N°4 - Décembre 2009 - 14eme Année

Du côté des tribunaux
Droit fiscal

IR/ISF

Cession en usufruit d'action - succession - donation déguisée (non)
L'article 885 G alinéa 1 du CGI prévoit qu'en présence d'un démembrement de propriété, c'est en principe l'usufruitier qui est le seul imposable sur la pleine propriété du bien.
Aussi, ne peut être assimilée à une donation déguisée la cession en usufruit d'action par le de cujus à l'un de ses héritiers si elle n'a pas entrainé un appauvrissement corrélatif du donateur, celui-ci se délestant de l'Impôt de solidarité sur la fortune.
CA Paris, 2ème ch., sect.B, 30 avril 2009, n°07/190989 - JCP Fiscalité Notariale / Septembre 2009

Impôt de solidarité sur la fortune - bien exonéré - possibilité de déduction de dettes y afférentes (non)

Pour la détermination du passif lors de la déclaration d'impôt de solidarité sur la fortune, le montant d'un découvert bancaire consenti pour le financement d'un bien exonéré n'est pas admis en déduction.
Cass.com.7avril 2009 n°08-16.008, Jung : RJF8-9/09 n°797

Activité non commerciale de sous-location d'immeuble - imputation des déficits sur le revenu global (non)

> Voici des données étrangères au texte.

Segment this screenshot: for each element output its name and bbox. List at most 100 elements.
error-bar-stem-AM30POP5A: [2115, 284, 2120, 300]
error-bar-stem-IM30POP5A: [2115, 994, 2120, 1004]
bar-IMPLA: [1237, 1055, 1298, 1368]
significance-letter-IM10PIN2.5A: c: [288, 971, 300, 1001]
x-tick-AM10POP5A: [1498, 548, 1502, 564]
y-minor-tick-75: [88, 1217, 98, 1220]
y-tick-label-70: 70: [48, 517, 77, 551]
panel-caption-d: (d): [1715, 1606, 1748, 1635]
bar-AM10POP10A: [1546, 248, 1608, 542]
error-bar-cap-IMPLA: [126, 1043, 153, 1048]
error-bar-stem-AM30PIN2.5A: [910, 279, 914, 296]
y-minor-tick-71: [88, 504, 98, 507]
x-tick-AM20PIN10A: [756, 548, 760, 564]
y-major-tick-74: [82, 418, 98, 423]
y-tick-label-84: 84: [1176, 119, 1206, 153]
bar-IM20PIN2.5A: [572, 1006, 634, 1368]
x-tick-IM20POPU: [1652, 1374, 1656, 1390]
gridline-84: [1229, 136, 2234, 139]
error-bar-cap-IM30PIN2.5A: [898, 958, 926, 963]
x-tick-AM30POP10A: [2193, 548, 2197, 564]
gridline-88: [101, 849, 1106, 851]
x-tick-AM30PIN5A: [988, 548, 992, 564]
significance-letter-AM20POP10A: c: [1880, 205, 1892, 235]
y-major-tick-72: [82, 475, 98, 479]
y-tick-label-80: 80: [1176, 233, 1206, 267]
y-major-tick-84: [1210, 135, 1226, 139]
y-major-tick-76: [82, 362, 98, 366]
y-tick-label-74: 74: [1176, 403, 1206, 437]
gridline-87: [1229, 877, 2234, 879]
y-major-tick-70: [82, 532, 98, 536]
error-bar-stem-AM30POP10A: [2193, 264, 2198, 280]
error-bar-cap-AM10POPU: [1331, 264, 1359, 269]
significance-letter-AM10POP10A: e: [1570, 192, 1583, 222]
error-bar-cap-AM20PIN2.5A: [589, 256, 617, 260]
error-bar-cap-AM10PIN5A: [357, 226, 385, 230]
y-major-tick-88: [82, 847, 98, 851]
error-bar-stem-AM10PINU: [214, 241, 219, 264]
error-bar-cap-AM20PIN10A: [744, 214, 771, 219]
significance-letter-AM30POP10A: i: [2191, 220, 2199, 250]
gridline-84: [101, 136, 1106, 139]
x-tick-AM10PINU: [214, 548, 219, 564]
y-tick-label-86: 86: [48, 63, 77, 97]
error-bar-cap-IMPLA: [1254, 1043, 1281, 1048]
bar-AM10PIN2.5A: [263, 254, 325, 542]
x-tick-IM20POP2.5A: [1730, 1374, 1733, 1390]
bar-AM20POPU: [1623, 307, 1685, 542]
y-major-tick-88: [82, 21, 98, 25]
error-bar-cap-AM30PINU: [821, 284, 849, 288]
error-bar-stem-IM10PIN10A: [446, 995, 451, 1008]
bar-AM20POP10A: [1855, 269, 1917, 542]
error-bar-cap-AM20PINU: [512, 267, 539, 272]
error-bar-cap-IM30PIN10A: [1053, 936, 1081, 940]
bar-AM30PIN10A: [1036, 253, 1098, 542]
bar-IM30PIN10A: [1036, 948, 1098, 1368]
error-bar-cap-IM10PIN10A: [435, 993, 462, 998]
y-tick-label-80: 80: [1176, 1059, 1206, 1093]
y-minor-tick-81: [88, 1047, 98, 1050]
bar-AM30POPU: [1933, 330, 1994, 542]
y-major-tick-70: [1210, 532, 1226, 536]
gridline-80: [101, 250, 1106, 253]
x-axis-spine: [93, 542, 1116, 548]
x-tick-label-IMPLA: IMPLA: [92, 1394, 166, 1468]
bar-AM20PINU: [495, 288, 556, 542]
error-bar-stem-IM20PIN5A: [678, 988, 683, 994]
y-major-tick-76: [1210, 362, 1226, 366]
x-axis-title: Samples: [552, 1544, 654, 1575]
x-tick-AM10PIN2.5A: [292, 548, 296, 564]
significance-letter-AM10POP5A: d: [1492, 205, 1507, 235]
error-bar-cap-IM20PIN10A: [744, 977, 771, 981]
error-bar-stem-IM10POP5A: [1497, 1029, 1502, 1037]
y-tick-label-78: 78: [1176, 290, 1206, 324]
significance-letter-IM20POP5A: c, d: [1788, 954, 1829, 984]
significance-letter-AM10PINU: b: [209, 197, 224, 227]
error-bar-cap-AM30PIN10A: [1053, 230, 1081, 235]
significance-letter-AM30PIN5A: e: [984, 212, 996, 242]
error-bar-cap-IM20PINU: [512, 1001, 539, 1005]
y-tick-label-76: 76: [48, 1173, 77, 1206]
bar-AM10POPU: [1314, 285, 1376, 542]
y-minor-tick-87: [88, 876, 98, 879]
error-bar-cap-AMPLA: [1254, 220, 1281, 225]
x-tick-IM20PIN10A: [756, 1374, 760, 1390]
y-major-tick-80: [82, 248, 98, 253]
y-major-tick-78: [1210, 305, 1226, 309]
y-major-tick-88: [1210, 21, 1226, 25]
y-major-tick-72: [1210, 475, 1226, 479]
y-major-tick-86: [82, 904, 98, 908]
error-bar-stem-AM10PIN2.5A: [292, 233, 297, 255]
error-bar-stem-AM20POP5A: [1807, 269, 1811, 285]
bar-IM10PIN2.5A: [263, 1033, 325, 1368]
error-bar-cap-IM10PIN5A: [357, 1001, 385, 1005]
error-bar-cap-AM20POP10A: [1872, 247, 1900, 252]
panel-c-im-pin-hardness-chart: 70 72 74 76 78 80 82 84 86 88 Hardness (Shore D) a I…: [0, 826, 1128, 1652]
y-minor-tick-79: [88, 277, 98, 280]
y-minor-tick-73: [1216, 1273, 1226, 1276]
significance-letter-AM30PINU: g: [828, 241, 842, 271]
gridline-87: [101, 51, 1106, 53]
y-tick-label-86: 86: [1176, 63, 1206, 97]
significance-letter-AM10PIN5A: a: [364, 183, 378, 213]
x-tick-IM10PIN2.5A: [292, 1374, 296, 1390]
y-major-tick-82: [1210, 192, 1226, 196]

Si l'article 156 du CGI admet l'imputation sur le revenu global des déficits constatés dans une catégorie de revenus, il introduit une restriction pour les déficits provenant d'activités non commerciales au sens de l'article 92 du Code Général des Impôts, autres que ceux qui résultent de l'exercice d'une profession libérale ou de charges et offices dont les titulaires n'ont pas la qualité de commerçants. Ces déficits ne peuvent être imputés que sur les bénéficies provenant d'activités semblables.
L'activité de sous-location d'immeubles nus ne constitue pas, par sa nature et les conditions de son exercice, une profession libérale, dès lors qu'elle ne requiert pas la mise en oeuvre d'un art ou de savoir-faire particuliers. Il s'ensuit que les déficits tirés de cette activité non commerciale, quand bien même elle est exercée à titre professionnel, n'entrent pas au nombre des déficits catégoriels pouvant être imputés sur le revenu global en application de l'article 156 du Code général des Impôts.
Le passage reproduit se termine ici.